The cause is DoublePoint becoming a record. Records enable the JIT to more aggressively
inline x() and y() accessors at call sites because the compiler can prove no subclassing
is possible. In the inner triangle-selection loop, which calls x() and y() on every
candidate point, this inlining eliminates virtual dispatch overhead and allows the CPU to keep
coordinates in registers rather than reloading them from memory.
Why small inputs (10K) show little difference. At 10,000 points the algorithm completes in under 0.2 ms on all three versions. At that scale, JVM startup overhead, warmup effects, and measurement noise dominate. The per-point optimisations only pay off when the number of candidate evaluations is large enough to amortise the overhead. The crossover is roughly 50,000–100,000 points.

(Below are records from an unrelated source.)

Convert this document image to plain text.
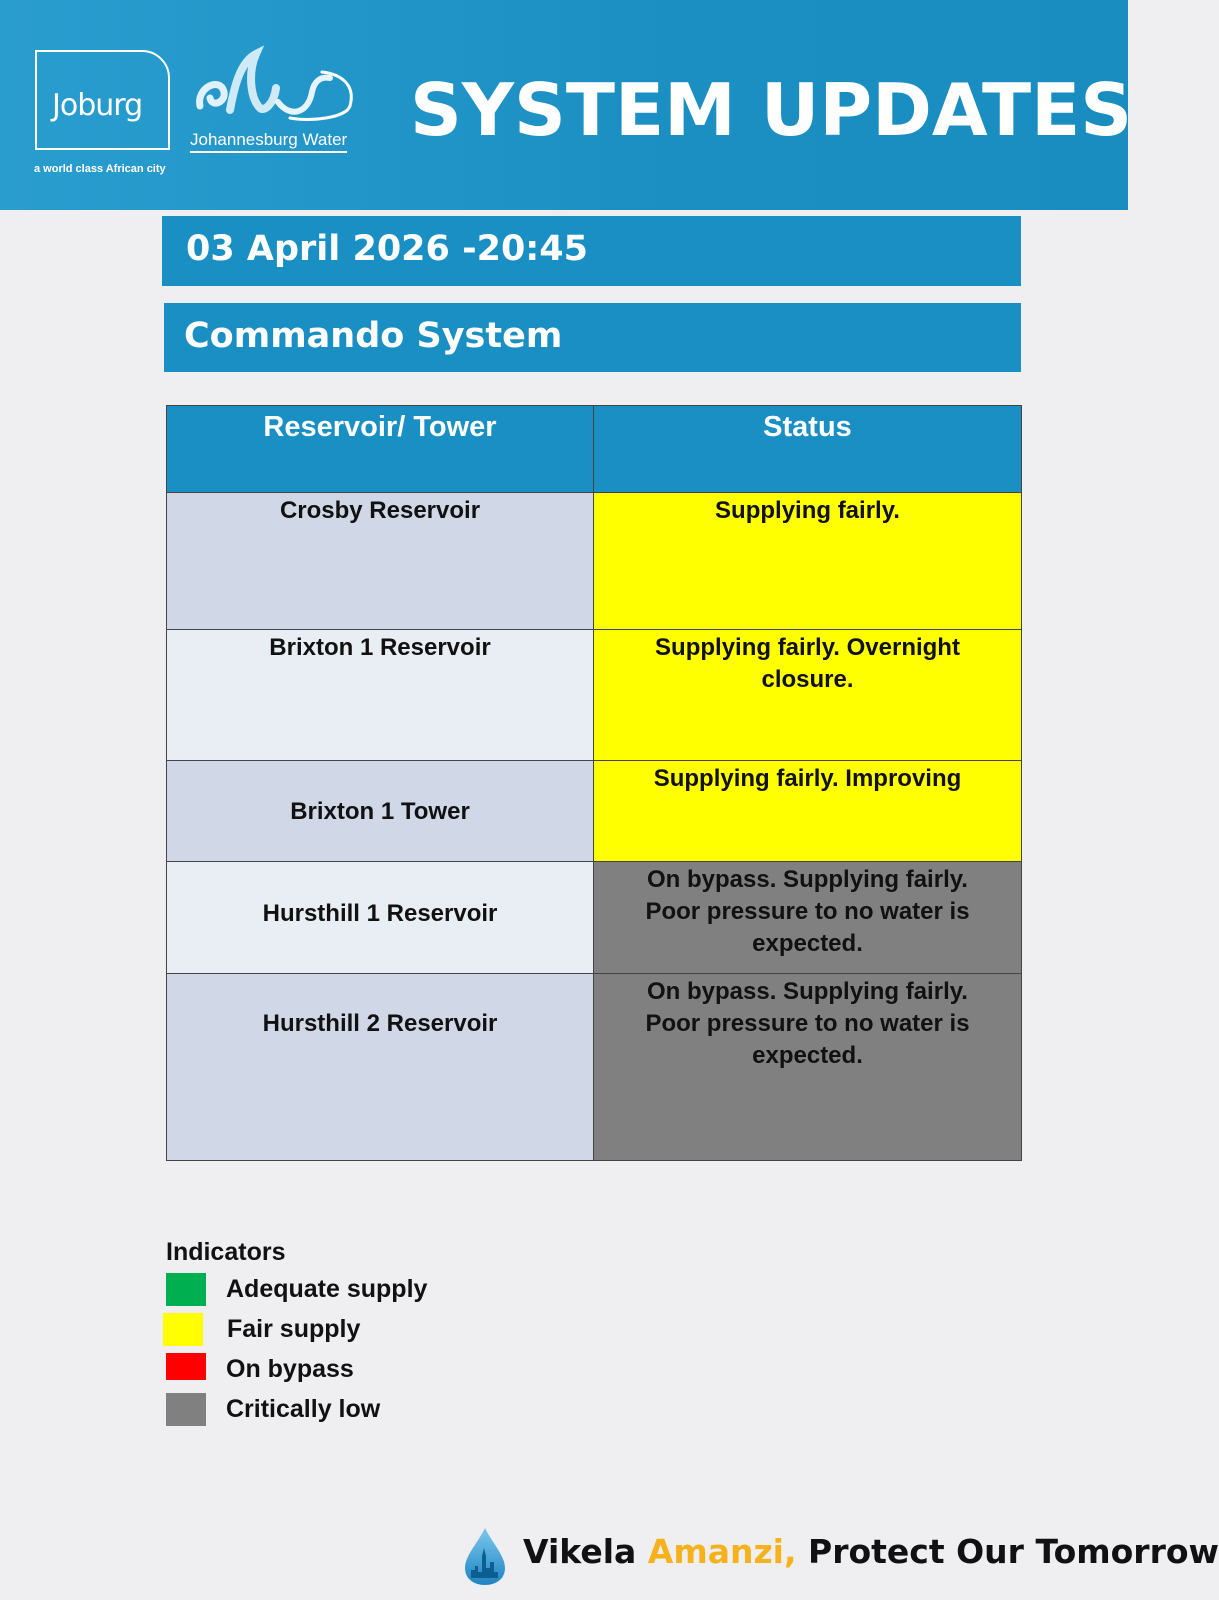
Joburg
a world class African city
Johannesburg Water SYSTEM UPDATES
03 April 2026 -20:45
Commando System
Reservoir/ Tower	Status
Crosby Reservoir	Supplying fairly.
Brixton 1 Reservoir	Supplying fairly. Overnight closure.
Brixton 1 Tower	Supplying fairly. Improving
Hursthill 1 Reservoir	On bypass. Supplying fairly. Poor pressure to no water is expected.
Hursthill 2 Reservoir	On bypass. Supplying fairly. Poor pressure to no water is expected.
Indicators
Adequate supply
Fair supply
On bypass
Critically low
Vikela Amanzi, Protect Our Tomorrow
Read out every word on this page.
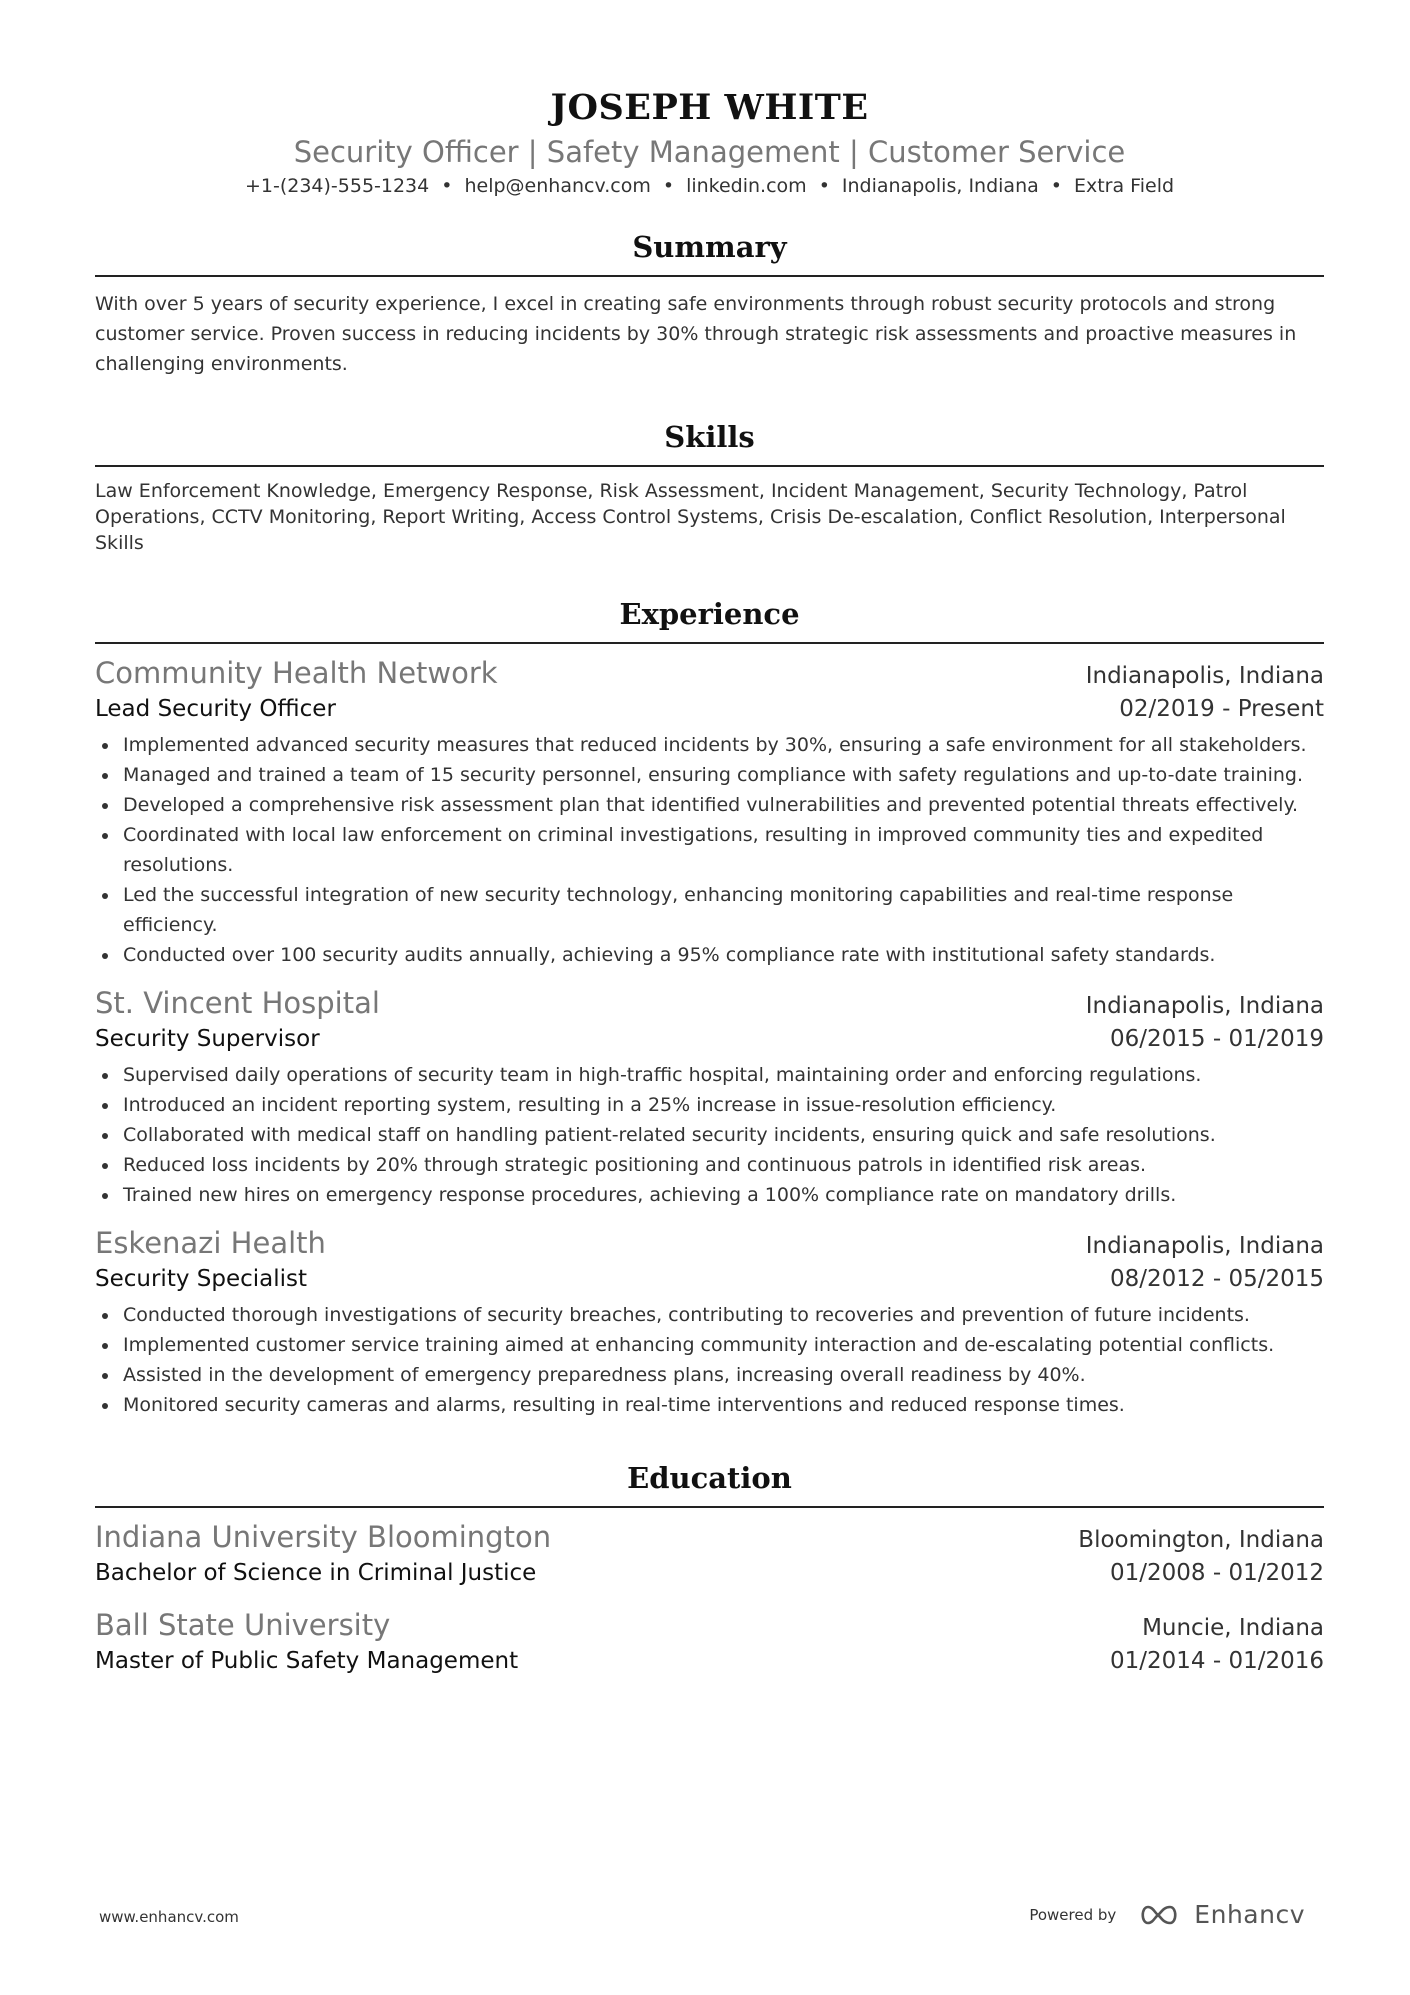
JOSEPH WHITE
Security Officer | Safety Management | Customer Service
+1-(234)-555-1234 • help@enhancv.com • linkedin.com • Indianapolis, Indiana • Extra Field
Summary
With over 5 years of security experience, I excel in creating safe environments through robust security protocols and strong customer service. Proven success in reducing incidents by 30% through strategic risk assessments and proactive measures in challenging environments.
Skills
Law Enforcement Knowledge, Emergency Response, Risk Assessment, Incident Management, Security Technology, Patrol Operations, CCTV Monitoring, Report Writing, Access Control Systems, Crisis De-escalation, Conflict Resolution, Interpersonal Skills
Experience
Community Health Network	Indianapolis, Indiana
Lead Security Officer	02/2019 - Present
Implemented advanced security measures that reduced incidents by 30%, ensuring a safe environment for all stakeholders.
Managed and trained a team of 15 security personnel, ensuring compliance with safety regulations and up-to-date training.
Developed a comprehensive risk assessment plan that identified vulnerabilities and prevented potential threats effectively.
Coordinated with local law enforcement on criminal investigations, resulting in improved community ties and expedited resolutions.
Led the successful integration of new security technology, enhancing monitoring capabilities and real-time response efficiency.
Conducted over 100 security audits annually, achieving a 95% compliance rate with institutional safety standards.
St. Vincent Hospital	Indianapolis, Indiana
Security Supervisor	06/2015 - 01/2019
Supervised daily operations of security team in high-traffic hospital, maintaining order and enforcing regulations.
Introduced an incident reporting system, resulting in a 25% increase in issue-resolution efficiency.
Collaborated with medical staff on handling patient-related security incidents, ensuring quick and safe resolutions.
Reduced loss incidents by 20% through strategic positioning and continuous patrols in identified risk areas.
Trained new hires on emergency response procedures, achieving a 100% compliance rate on mandatory drills.
Eskenazi Health	Indianapolis, Indiana
Security Specialist	08/2012 - 05/2015
Conducted thorough investigations of security breaches, contributing to recoveries and prevention of future incidents.
Implemented customer service training aimed at enhancing community interaction and de-escalating potential conflicts.
Assisted in the development of emergency preparedness plans, increasing overall readiness by 40%.
Monitored security cameras and alarms, resulting in real-time interventions and reduced response times.
Education
Indiana University Bloomington	Bloomington, Indiana
Bachelor of Science in Criminal Justice	01/2008 - 01/2012
Ball State University	Muncie, Indiana
Master of Public Safety Management	01/2014 - 01/2016
www.enhancv.com	Powered by	Enhancv
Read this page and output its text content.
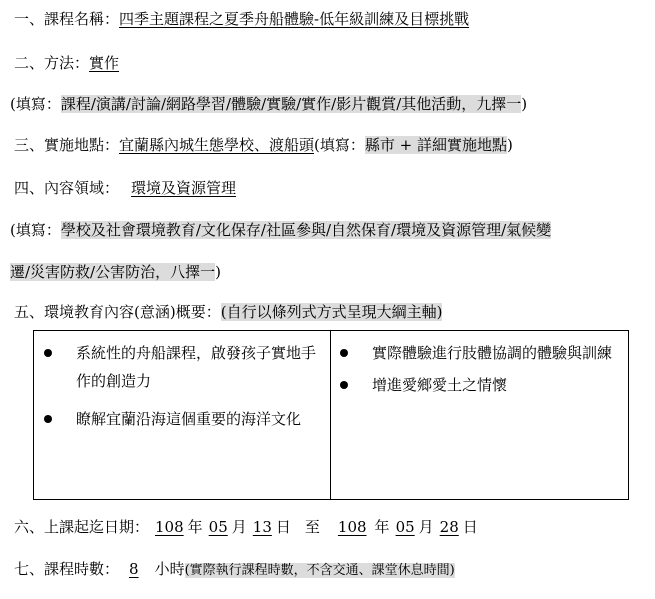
一、課程名稱：四季主題課程之夏季舟船體驗-低年級訓練及目標挑戰
二、方法：實作
(填寫：課程/演講/討論/網路學習/體驗/實驗/實作/影片觀賞/其他活動，九擇一)
三、實施地點：宜蘭縣內城生態學校、渡船頭(填寫：縣市 + 詳細實施地點)
四、內容領域： 環境及資源管理
(填寫：學校及社會環境教育/文化保存/社區參與/自然保育/環境及資源管理/氣候變
遷/災害防救/公害防治，八擇一)
五、環境教育內容(意涵)概要：(自行以條列式方式呈現大綱主軸)
系統性的舟船課程，啟發孩子實地手
作的創造力
瞭解宜蘭沿海這個重要的海洋文化
實際體驗進行肢體協調的體驗與訓練
增進愛鄉愛土之情懷
六、上課起迄日期： 108 年 05 月 13 日 至 108 年 05 月 28 日
七、課程時數： 8 小時(實際執行課程時數，不含交通、課堂休息時間)
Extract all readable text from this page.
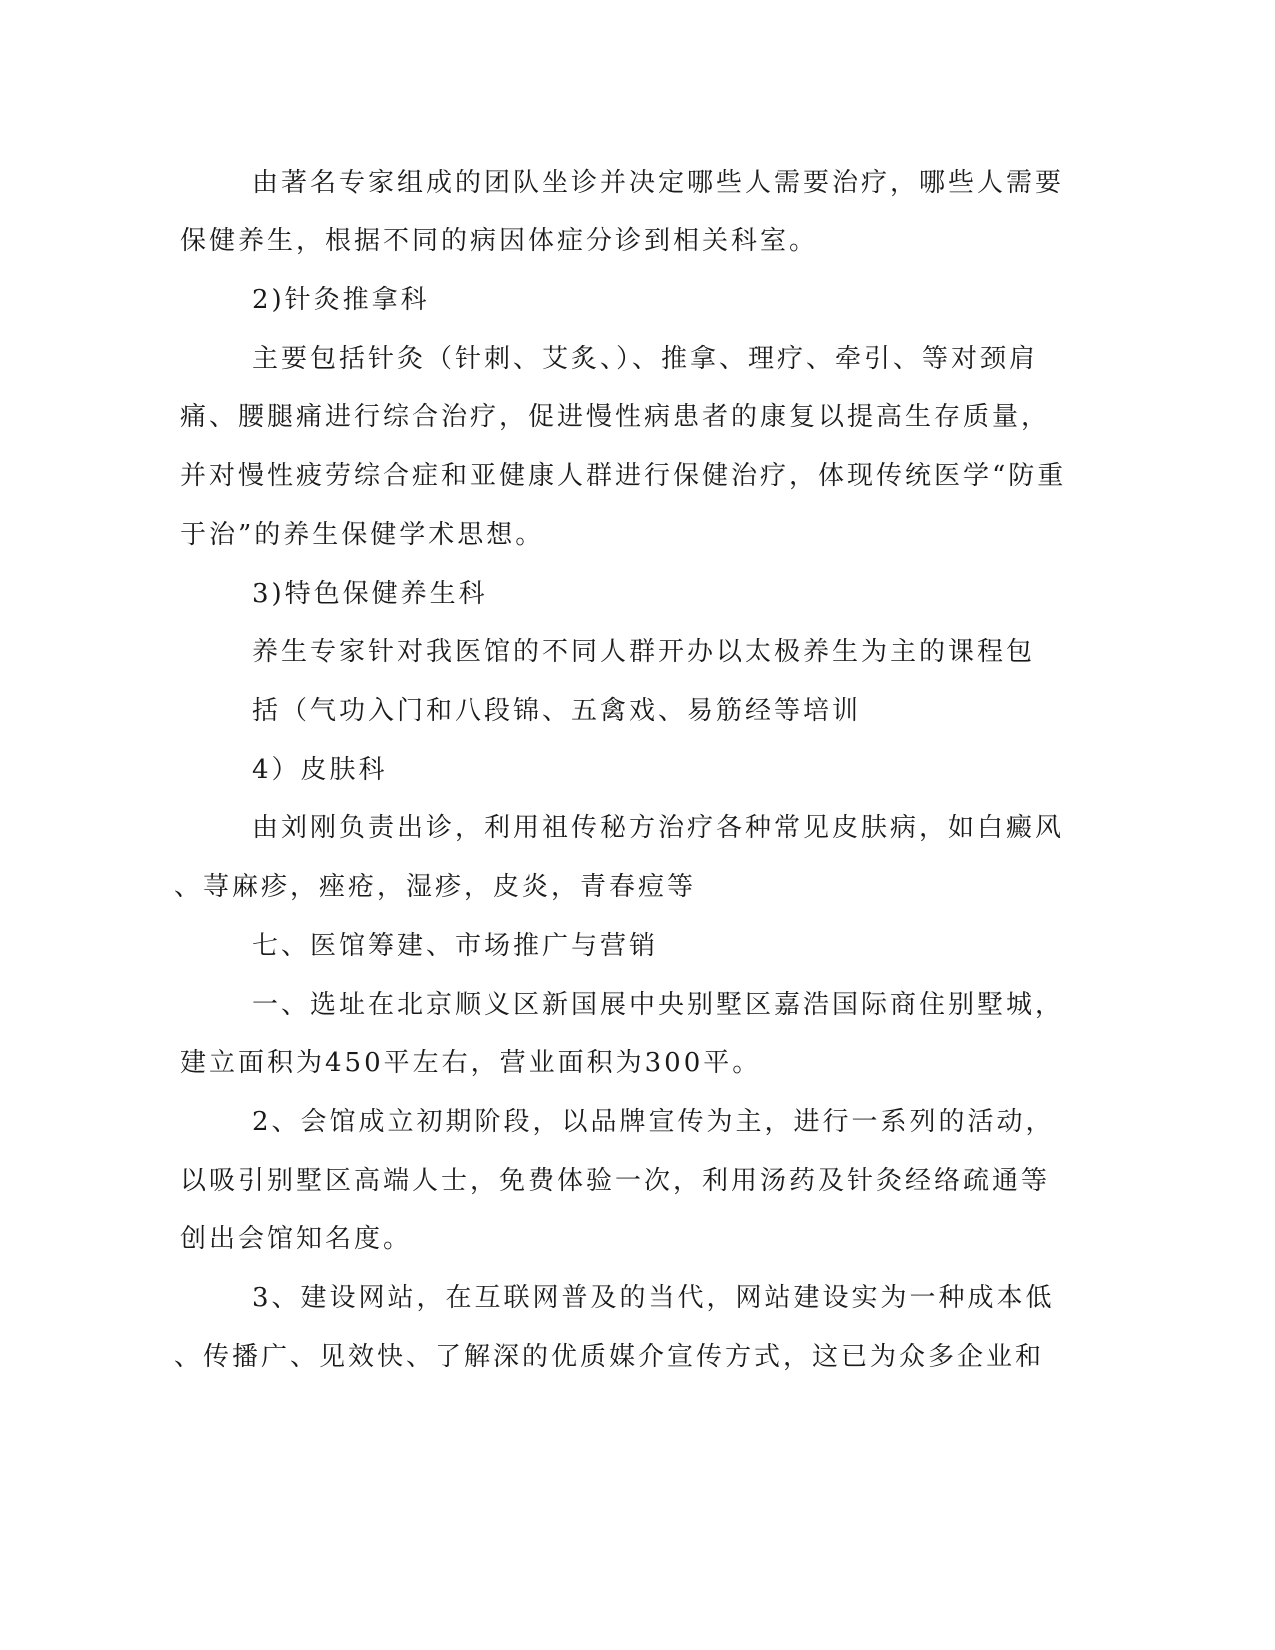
由著名专家组成的团队坐诊并决定哪些人需要治疗，哪些人需要
保健养生，根据不同的病因体症分诊到相关科室。
2)针灸推拿科
主要包括针灸（针刺、艾炙、）、推拿、理疗、牵引、等对颈肩
痛、腰腿痛进行综合治疗，促进慢性病患者的康复以提高生存质量，
并对慢性疲劳综合症和亚健康人群进行保健治疗，体现传统医学“防重
于治”的养生保健学术思想。
3)特色保健养生科
养生专家针对我医馆的不同人群开办以太极养生为主的课程包
括（气功入门和八段锦、五禽戏、易筋经等培训
4）皮肤科
由刘刚负责出诊，利用祖传秘方治疗各种常见皮肤病，如白癜风
、荨麻疹，痤疮，湿疹，皮炎，青春痘等
七、医馆筹建、市场推广与营销
一、选址在北京顺义区新国展中央别墅区嘉浩国际商住别墅城，
建立面积为450平左右，营业面积为300平。
2、会馆成立初期阶段，以品牌宣传为主，进行一系列的活动，
以吸引别墅区高端人士，免费体验一次，利用汤药及针灸经络疏通等
创出会馆知名度。
3、建设网站，在互联网普及的当代，网站建设实为一种成本低
、传播广、见效快、了解深的优质媒介宣传方式，这已为众多企业和
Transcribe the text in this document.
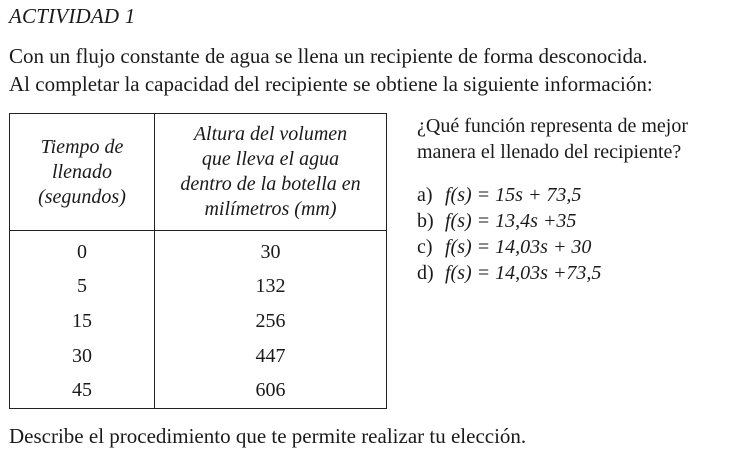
ACTIVIDAD 1
Con un flujo constante de agua se llena un recipiente de forma desconocida.
Al completar la capacidad del recipiente se obtiene la siguiente información:
Tiempo de
llenado
(segundos)	Altura del volumen
que lleva el agua
dentro de la botella en
milímetros (mm)

0	30
5	132
15	256
30	447
45	606
¿Qué función representa de mejor
manera el llenado del recipiente?
a) f(s) = 15s + 73,5
b) f(s) = 13,4s +35
c) f(s) = 14,03s + 30
d) f(s) = 14,03s +73,5
Describe el procedimiento que te permite realizar tu elección.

Why Java 25 is not uniformly faster than Java 21. Java 25 is a very recent release (GA
March 2025). Its JIT compiler is still being tuned for the record and value-class patterns that
Project Valhalla is introducing. In some scenarios (e.g. 500K/100 buckets: 1.875 ms vs 1.740
ms) Java 25 trails Java 21 slightly. This is expected to improve in subsequent JDK 25 updates
and in JDK 26+. The 25.x branch is best understood as forward-looking: it is ready to adopt
Valhalla value classes (value record DoublePoint) as soon as JEP 401 exits preview, which
would eliminate heap allocation for DoublePoint entirely and could yield another step-change
in performance.
The bucketize benchmark isolates a different concern. Bucketization (partitioning the
input into equal-sized windows) is now O(1) per bucket using subList views — it never copies
elements. The numbers in this table reflect only the cost of computing bucket boundaries and
center points, which is dominated by Point.centerBetween() arithmetic. All three versions
are essentially equivalent here; differences are within measurement noise.
This project enforces Google Java Style via Checkstyle. The configuration lives in config/checkstyle/. Run it with:
./gradlew checkstyleMainCheckstyle runs automatically as part of ./gradlew build. The test and jmh source sets are excluded from Checkstyle. The only active suppression is an inline @SuppressWarnings on LTThreeBuckets to allow the LT domain abbreviation.
The JDK version is managed by mise. Run mise install to get the correct JDK for this project.